Оно как-то сходилось.
– Живы чем? – Даже и вслух это не выговаривалось. Неприлично вроде. – Мол, любовью…
– Лю-бо-вью!?.. Не-ет, это не наша мораль! – потешались золотые очки. – Слушай, а кто это всё написал?
– Чего? – промычал Поддуев. Угибали его куда-то от сути в сторону.
– Ну, написал это всё – кто? Автор?.. Ну, там, вверху на первой странице посмотри.
А что было в фамилии? Что она имела к сути – к их болезням? к их жизни или смерти? Ефрем не имел привычки читать на книгах эту верхнюю фамилию, а если читал, то забывал тут же.
Теперь он всё же отлистнул первую страницу и прочёл вслух:
– Толс-той.
– Н-не может быть! – запротестовал Русанов. – Учтите: Толстой писал только оптимистические и патриотические вещи, иначе б его не печатали. «Хлеб». «Пётр Первый». Он – трижды лауреат Сталинской премии, да будет вам известно!
– Так это – не тот Толстой! – отозвался Дёмка из угла. – Это у нас – Лев Толстой.
– Ах не то-от? – растянул Русанов с облегчением отчасти, а отчасти кривясь. – Ах это другой… Это который – зеркало русской революции, рисовые котлетки?.. Так сю-сюкалка ваш Толстой! Он во многом, оч-чень во многом не разбирался. А злу надо противиться, паренёк, со злом надо бороться!
– И я так думаю, – глухо ответил Дёмка.
9
У Евгении Устиновны, старшего хирурга, не было почти ни одного обязательного хирургического признака – ни того волевого взгляда, ни той решительной складки лба, ни того железного зажима челюстей, которые столько описаны. На шестом десятке лет, если волосы она все убирала во врачебную шапочку, видевшие её в спину часто окликали: «Девушка, скажите, а…?» Однако она оборачивала лицо усталое, с негладкой излишней кожей, с подглазными мешками. Она выравнивала это постоянно яркими окрашенными губами, но краску приходилось накладывать в день не раз, потому что всю её она истирала о папиросы.
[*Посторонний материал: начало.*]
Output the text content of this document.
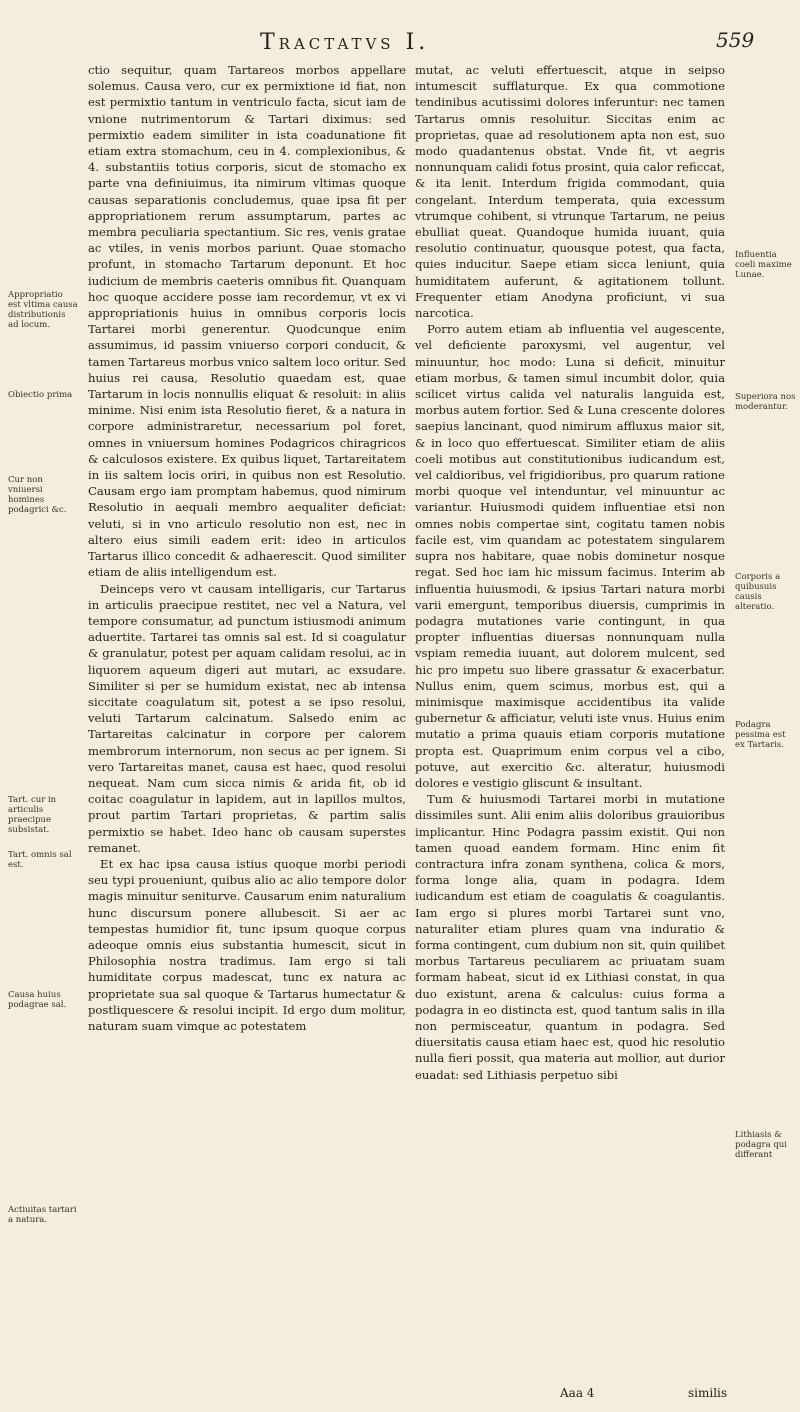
Tractatvs I.	559

ctio sequitur, quam Tartareos morbos appellare solemus. Causa vero, cur ex permixtione id fiat, non est permixtio tantum in ventriculo facta, sicut iam de vnione nutrimentorum & Tartari diximus: sed permixtio eadem similiter in ista coadunatione fit etiam extra stomachum, ceu in 4. complexionibus, & 4. substantiis totius corporis, sicut de stomacho ex parte vna definiuimus, ita nimirum vltimas quoque causas separationis concludemus, quae ipsa fit per appropriationem rerum assumptarum, partes ac membra peculiaria spectantium. Sic res, venis gratae ac vtiles, in venis morbos pariunt. Quae stomacho profunt, in stomacho Tartarum deponunt. Et hoc iudicium de membris caeteris omnibus fit. Quanquam hoc quoque accidere posse iam recordemur, vt ex vi appropriationis huius in omnibus corporis locis Tartarei morbi generentur. Quodcunque enim assumimus, id passim vniuerso corpori conducit, & tamen Tartareus morbus vnico saltem loco oritur. Sed huius rei causa, Resolutio quaedam est, quae Tartarum in locis nonnullis eliquat & resoluit: in aliis minime. Nisi enim ista Resolutio fieret, & a natura in corpore administraretur, necessarium pol foret, omnes in vniuersum homines Podagricos chiragricos & calculosos existere. Ex quibus liquet, Tartareitatem in iis saltem locis oriri, in quibus non est Resolutio. Causam ergo iam promptam habemus, quod nimirum Resolutio in aequali membro aequaliter deficiat: veluti, si in vno articulo resolutio non est, nec in altero eius simili eadem erit: ideo in articulos Tartarus illico concedit & adhaerescit. Quod similiter etiam de aliis intelligendum est.

Deinceps vero vt causam intelligaris, cur Tartarus in articulis praecipue restitet, nec vel a Natura, vel tempore consumatur, ad punctum istiusmodi animum aduertite. Tartarei tas omnis sal est. Id si coagulatur & granulatur, potest per aquam calidam resolui, ac in liquorem aqueum digeri aut mutari, ac exsudare. Similiter si per se humidum existat, nec ab intensa siccitate coagulatum sit, potest a se ipso resolui, veluti Tartarum calcinatum. Salsedo enim ac Tartareitas calcinatur in corpore per calorem membrorum internorum, non secus ac per ignem. Si vero Tartareitas manet, causa est haec, quod resolui nequeat. Nam cum sicca nimis & arida fit, ob id coitac coagulatur in lapidem, aut in lapillos multos, prout partim Tartari proprietas, & partim salis permixtio se habet. Ideo hanc ob causam superstes remanet.

Et ex hac ipsa causa istius quoque morbi periodi seu typi proueniunt, quibus alio ac alio tempore dolor magis minuitur seniturve. Causarum enim naturalium hunc discursum ponere allubescit. Si aer ac tempestas humidior fit, tunc ipsum quoque corpus adeoque omnis eius substantia humescit, sicut in Philosophia nostra tradimus. Iam ergo si tali humiditate corpus madescat, tunc ex natura ac proprietate sua sal quoque & Tartarus humectatur & postliquescere & resolui incipit. Id ergo dum molitur, naturam suam vimque ac potestatem

mutat, ac veluti effertuescit, atque in seipso intumescit sufflaturque. Ex qua commotione tendinibus acutissimi dolores inferuntur: nec tamen Tartarus omnis resoluitur. Siccitas enim ac proprietas, quae ad resolutionem apta non est, suo modo quadantenus obstat. Vnde fit, vt aegris nonnunquam calidi fotus prosint, quia calor reficcat, & ita lenit. Interdum frigida commodant, quia congelant. Interdum temperata, quia excessum vtrumque cohibent, si vtrunque Tartarum, ne peius ebulliat queat. Quandoque humida iuuant, quia resolutio continuatur, quousque potest, qua facta, quies inducitur. Saepe etiam sicca leniunt, quia humiditatem auferunt, & agitationem tollunt. Frequenter etiam Anodyna proficiunt, vi sua narcotica.

Porro autem etiam ab influentia vel augescente, vel deficiente paroxysmi, vel augentur, vel minuuntur, hoc modo: Luna si deficit, minuitur etiam morbus, & tamen simul incumbit dolor, quia scilicet virtus calida vel naturalis languida est, morbus autem fortior. Sed & Luna crescente dolores saepius lancinant, quod nimirum affluxus maior sit, & in loco quo effertuescat. Similiter etiam de aliis coeli motibus aut constitutionibus iudicandum est, vel caldioribus, vel frigidioribus, pro quarum ratione morbi quoque vel intenduntur, vel minuuntur ac variantur. Huiusmodi quidem influentiae etsi non omnes nobis compertae sint, cogitatu tamen nobis facile est, vim quandam ac potestatem singularem supra nos habitare, quae nobis dominetur nosque regat. Sed hoc iam hic missum facimus. Interim ab influentia huiusmodi, & ipsius Tartari natura morbi varii emergunt, temporibus diuersis, cumprimis in podagra mutationes varie contingunt, in qua propter influentias diuersas nonnunquam nulla vspiam remedia iuuant, aut dolorem mulcent, sed hic pro impetu suo libere grassatur & exacerbatur. Nullus enim, quem scimus, morbus est, qui a minimisque maximisque accidentibus ita valide gubernetur & afficiatur, veluti iste vnus. Huius enim mutatio a prima quauis etiam corporis mutatione propta est. Quaprimum enim corpus vel a cibo, potuve, aut exercitio &c. alteratur, huiusmodi dolores e vestigio gliscunt & insultant.

Tum & huiusmodi Tartarei morbi in mutatione dissimiles sunt. Alii enim aliis doloribus grauioribus implicantur. Hinc Podagra passim existit. Qui non tamen quoad eandem formam. Hinc enim fit contractura infra zonam synthena, colica & mors, forma longe alia, quam in podagra. Idem iudicandum est etiam de coagulatis & coagulantis. Iam ergo si plures morbi Tartarei sunt vno, naturaliter etiam plures quam vna induratio & forma contingent, cum dubium non sit, quin quilibet morbus Tartareus peculiarem ac priuatam suam formam habeat, sicut id ex Lithiasi constat, in qua duo existunt, arena & calculus: cuius forma a podagra in eo distincta est, quod tantum salis in illa non permisceatur, quantum in podagra. Sed diuersitatis causa etiam haec est, quod hic resolutio nulla fieri possit, qua materia aut mollior, aut durior euadat: sed Lithiasis perpetuo sibi

Appropriatio est vltima causa distributionis ad locum.
Obiectio prima
Cur non vniuersi homines podagrici &c.
Tart. cur in articulis praecipue subsistat.
Tart. omnis sal est.
Causa huius podagrae sal.
Actiuitas tartari a natura.
Influentia coeli maxime Lunae.
Superiora nos moderantur.
Corporis a quibusuis causis alteratio.
Podagra pessima est ex Tartaris.
Lithiasis & podagra qui differant
Aaa 4	similis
Всякую минуту, когда она была не в операционной, не в перевязочной и не в палате, – она курила. Оттуда же она улучала выбежать и набрасывалась на папиросу так, будто хотела её съесть. Во время обхода она иногда поднимала указательный и средний пальцы к губам, и потом можно было спорить, не курила ли она и на обходе.
Вместе с главным хирургом Львом Леонидовичем, действительно рослым мужчиной с длинными руками, эта узенькая постаревшая женщина делала все операции, за какие бралась их клиника, – пилила конечности, вставляла трахеотомические трубки в стенку горла, удаляла желудки, добиралась до всякого места кишечника, разбойничала в лоне тазового пояса, а к концу операционного дня ей доставалось, как работа уже несложная и виртуозно освоенная, удалить одну-две молочные железы, поражённые раком. Не было такого вторника и не было такой пятницы, чтобы Евгения Устиновна не вырезала женских грудей, и санитарке, убиравшей операционную, она говорила как-то, куря ослабевшими губами, что, если бы все эти груди, удалённые ею, собрать вместе, получился бы холм.